During their heyday, the Smashing Pumpkins captured the roller coaster ride of adolescence — with all its beautiful urgency and angst. They captured the freedom of knowing that your curfew wasn’t for another few hours. To a similar extent, Billy Corgan’s new band, Zwan, carries on this legacy.
Like a phoenix rising from the ashes of low album sales and disappointing reviews, Corgan has returned to once again reclaim his throne as an alt-rock virtuoso. With the release of the group’s first album, “Mary Star of the Sea,” Corgan is reborn as Billy Burke and is joined by part-time Smashing Pumpkins drummer Jimmy Chamberlin. Chavez’s Matt Sweeney, Paz Lenchantin of A Perfect Circle
and Dave Pajo from the bands Slint and Papa M.
Although comparing Zwan to the Pumpkins is inevitable, it’s also
futile, and it will only prevent
the listener from fully enjoying
the album.
Tuning into the poppy,
optimistic radio-friendly single ‘Honestly’ is a stark reminder of Corgan’s trademark alley cat
vocals. The chord progressions too are familiar — Corgan receives most of the songwriting credit.
However, Pajo’s incredible talent is a new addition. His touch is at its finest about five and a half minutes into the track “Jesus, I / Mary Star of the Sea.” Each note is heavy like ether, until Chamberlin picks up the beat and Corgan starts singing, “And everything just feels like rain / the road we’re on / the things we crave … if I should sleep / what’s left to dream.”
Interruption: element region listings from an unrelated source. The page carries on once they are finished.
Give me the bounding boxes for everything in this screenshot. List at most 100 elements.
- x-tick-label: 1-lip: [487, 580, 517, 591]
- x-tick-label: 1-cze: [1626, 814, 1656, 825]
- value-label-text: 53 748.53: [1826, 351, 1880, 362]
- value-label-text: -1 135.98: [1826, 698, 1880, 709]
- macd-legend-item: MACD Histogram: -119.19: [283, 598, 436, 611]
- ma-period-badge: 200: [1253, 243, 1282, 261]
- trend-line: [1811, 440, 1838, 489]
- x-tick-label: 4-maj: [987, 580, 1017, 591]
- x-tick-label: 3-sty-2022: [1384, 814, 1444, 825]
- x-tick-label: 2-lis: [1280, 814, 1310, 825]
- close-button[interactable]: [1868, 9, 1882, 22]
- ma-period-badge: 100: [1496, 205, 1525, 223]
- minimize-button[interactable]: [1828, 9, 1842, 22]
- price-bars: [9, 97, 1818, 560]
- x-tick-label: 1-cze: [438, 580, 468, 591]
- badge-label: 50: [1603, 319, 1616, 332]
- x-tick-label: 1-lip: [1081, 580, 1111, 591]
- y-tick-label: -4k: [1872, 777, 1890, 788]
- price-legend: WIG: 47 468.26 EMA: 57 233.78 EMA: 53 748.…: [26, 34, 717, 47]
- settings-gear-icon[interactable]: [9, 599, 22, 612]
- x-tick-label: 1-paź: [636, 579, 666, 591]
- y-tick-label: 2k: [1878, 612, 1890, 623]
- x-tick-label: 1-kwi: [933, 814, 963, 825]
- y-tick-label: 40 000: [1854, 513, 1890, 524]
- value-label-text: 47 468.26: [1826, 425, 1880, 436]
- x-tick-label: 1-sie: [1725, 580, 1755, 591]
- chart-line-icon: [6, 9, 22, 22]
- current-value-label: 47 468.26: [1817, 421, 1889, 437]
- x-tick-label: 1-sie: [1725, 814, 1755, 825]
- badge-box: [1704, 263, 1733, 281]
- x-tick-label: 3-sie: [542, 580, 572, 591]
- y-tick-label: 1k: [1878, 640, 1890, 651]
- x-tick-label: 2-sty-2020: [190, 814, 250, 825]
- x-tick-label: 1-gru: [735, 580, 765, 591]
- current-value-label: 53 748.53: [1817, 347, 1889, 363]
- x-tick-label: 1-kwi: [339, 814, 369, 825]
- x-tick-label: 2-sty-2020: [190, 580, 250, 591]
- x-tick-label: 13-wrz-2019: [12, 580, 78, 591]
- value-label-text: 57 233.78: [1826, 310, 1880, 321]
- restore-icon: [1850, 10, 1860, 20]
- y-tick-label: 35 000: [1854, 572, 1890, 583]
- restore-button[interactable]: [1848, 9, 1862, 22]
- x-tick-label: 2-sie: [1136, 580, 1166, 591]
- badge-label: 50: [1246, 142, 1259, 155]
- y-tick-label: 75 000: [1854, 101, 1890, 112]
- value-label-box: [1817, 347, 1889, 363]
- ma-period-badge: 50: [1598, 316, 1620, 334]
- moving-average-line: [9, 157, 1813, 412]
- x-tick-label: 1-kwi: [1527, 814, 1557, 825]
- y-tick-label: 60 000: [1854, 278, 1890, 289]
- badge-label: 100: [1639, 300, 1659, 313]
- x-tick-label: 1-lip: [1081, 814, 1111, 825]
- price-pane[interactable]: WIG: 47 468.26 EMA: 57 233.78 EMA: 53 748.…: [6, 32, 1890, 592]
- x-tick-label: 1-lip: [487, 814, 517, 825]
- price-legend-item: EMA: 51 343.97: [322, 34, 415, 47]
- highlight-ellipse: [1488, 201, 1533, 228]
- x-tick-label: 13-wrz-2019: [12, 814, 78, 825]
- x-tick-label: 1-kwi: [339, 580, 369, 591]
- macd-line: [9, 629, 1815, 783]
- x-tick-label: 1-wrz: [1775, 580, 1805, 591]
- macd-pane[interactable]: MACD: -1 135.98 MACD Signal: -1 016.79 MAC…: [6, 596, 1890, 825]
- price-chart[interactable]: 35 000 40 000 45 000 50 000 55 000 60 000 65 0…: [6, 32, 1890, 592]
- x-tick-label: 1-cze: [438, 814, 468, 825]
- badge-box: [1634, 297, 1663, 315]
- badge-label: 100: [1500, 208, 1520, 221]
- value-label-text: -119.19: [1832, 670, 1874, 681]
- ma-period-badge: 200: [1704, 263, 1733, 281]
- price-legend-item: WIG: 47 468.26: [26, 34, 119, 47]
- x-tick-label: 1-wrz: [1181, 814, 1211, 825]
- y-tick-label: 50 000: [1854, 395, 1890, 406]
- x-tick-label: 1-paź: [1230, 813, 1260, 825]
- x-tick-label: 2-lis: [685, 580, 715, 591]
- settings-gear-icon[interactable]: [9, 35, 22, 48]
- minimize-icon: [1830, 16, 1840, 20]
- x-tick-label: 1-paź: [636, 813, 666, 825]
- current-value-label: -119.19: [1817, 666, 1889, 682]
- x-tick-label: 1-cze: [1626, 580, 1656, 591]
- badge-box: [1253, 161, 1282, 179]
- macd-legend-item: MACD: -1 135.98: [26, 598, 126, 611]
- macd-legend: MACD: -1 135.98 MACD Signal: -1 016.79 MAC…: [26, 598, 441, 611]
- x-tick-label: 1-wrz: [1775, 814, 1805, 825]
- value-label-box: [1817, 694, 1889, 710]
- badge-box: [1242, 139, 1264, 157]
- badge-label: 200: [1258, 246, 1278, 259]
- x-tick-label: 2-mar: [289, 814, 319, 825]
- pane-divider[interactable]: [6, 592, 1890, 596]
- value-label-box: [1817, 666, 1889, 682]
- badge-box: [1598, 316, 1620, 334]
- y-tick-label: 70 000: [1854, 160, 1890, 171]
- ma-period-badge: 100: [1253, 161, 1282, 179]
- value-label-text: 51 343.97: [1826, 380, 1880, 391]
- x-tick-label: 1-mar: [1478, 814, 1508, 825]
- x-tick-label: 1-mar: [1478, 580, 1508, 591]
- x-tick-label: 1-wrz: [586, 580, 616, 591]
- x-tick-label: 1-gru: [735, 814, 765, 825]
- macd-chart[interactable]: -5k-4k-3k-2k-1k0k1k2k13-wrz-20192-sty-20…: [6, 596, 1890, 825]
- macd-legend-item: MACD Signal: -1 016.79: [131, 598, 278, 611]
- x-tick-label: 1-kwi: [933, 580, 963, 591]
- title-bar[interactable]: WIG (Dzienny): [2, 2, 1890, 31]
Other standout tracks include the ballad “Of a Broken Heart” and “Settle Down,” which is filled with classic Pumpkins guitar riffs.
The music floats painlessly from the speaker to the ear, but the songs fail to stay with the listener for longer than the duration of the album. “Mary Star of the Sea” is none of the artists’ best work.
Although the release lacks some edge, when compared to what has been poisoning the airwaves
the past few years, it is a small beam of hope.